Wen Cheng déglutit difficilement.

« Pourquoi cries-tu sur ton fils ? N'as-tu pas entendu ce qu'Aqi a dit à propos de son plan, qu'il avait depuis le début ? » La voix de Wen Yin résonna soudain au téléphone. Cette fois, elle était entièrement du côté de Wen Cheng, qui faillit fondre en larmes.

« Oncle et tante, revenez vite. Je m'occupe de tout. Quant aux actions perdues, je comblerai personnellement le manque à gagner », dit Wen Qi, mais ses paroles, à l'exception de la dernière phrase, semblaient peu sincères.

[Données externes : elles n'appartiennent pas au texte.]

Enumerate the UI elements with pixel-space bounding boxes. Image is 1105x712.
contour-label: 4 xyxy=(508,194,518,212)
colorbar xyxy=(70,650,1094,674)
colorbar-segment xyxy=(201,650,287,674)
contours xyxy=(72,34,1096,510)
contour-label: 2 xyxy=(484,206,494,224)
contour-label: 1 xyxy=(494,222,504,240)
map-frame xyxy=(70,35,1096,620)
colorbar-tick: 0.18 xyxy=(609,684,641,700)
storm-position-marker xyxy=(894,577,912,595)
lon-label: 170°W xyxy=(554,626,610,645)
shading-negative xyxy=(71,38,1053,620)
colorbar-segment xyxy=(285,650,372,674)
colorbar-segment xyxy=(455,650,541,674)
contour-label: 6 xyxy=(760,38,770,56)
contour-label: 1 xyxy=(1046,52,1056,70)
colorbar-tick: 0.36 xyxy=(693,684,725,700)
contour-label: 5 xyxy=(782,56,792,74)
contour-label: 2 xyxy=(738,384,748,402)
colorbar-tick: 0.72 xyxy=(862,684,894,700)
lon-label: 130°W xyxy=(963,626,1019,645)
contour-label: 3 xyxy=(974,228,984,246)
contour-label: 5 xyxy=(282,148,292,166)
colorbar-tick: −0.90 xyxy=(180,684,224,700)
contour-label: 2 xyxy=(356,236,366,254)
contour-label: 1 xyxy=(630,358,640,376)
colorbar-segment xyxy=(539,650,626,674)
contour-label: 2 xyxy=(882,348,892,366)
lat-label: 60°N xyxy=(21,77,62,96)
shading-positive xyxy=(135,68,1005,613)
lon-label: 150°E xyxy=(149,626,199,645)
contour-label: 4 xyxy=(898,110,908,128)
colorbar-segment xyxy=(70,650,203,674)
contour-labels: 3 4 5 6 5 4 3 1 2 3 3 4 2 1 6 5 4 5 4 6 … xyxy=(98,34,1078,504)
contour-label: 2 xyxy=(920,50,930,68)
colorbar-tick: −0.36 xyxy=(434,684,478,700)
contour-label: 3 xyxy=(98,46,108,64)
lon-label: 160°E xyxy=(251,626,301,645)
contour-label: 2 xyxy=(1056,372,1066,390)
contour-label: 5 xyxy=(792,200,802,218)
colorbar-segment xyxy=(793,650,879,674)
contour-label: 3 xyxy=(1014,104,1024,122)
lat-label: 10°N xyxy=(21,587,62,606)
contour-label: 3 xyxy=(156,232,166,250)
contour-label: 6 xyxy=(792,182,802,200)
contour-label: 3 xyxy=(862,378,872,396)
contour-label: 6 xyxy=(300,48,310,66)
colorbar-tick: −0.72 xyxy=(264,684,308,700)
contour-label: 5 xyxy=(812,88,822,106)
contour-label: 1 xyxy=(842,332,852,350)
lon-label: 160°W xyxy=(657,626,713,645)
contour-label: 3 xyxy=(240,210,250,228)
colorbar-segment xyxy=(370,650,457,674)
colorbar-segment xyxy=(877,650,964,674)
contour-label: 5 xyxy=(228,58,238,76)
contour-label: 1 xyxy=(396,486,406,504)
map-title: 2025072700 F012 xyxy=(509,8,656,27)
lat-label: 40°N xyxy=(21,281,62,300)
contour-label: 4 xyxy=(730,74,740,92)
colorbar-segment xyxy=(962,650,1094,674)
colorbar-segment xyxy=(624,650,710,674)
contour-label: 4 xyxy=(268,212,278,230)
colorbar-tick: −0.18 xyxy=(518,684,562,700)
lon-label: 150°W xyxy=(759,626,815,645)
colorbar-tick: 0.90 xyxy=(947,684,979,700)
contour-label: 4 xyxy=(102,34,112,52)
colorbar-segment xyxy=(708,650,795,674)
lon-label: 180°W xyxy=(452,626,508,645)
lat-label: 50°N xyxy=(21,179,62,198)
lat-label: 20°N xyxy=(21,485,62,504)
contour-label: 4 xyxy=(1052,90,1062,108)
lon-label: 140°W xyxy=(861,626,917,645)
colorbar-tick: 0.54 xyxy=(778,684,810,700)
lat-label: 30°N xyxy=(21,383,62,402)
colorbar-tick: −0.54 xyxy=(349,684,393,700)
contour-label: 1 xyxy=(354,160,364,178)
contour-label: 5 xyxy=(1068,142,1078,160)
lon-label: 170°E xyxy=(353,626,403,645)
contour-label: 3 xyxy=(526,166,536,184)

Bien sûr, lorsque Wen Qi a proposé une compensation à Wen Yongwang, cette dernière l'a refusée catégoriquement et a presque abandonné la famille Wen à Wen Cheng, ce qui a tellement effrayé Wen Cheng qu'elle n'a pas bien dormi pendant plusieurs nuits par la suite.

Alors que Wens était condamné de toutes parts, le monde entier attendait de les voir se ridiculiser. Mais Wens prit une décision presque terrifiante

: accorder quelques semaines de congé à tous ses employés.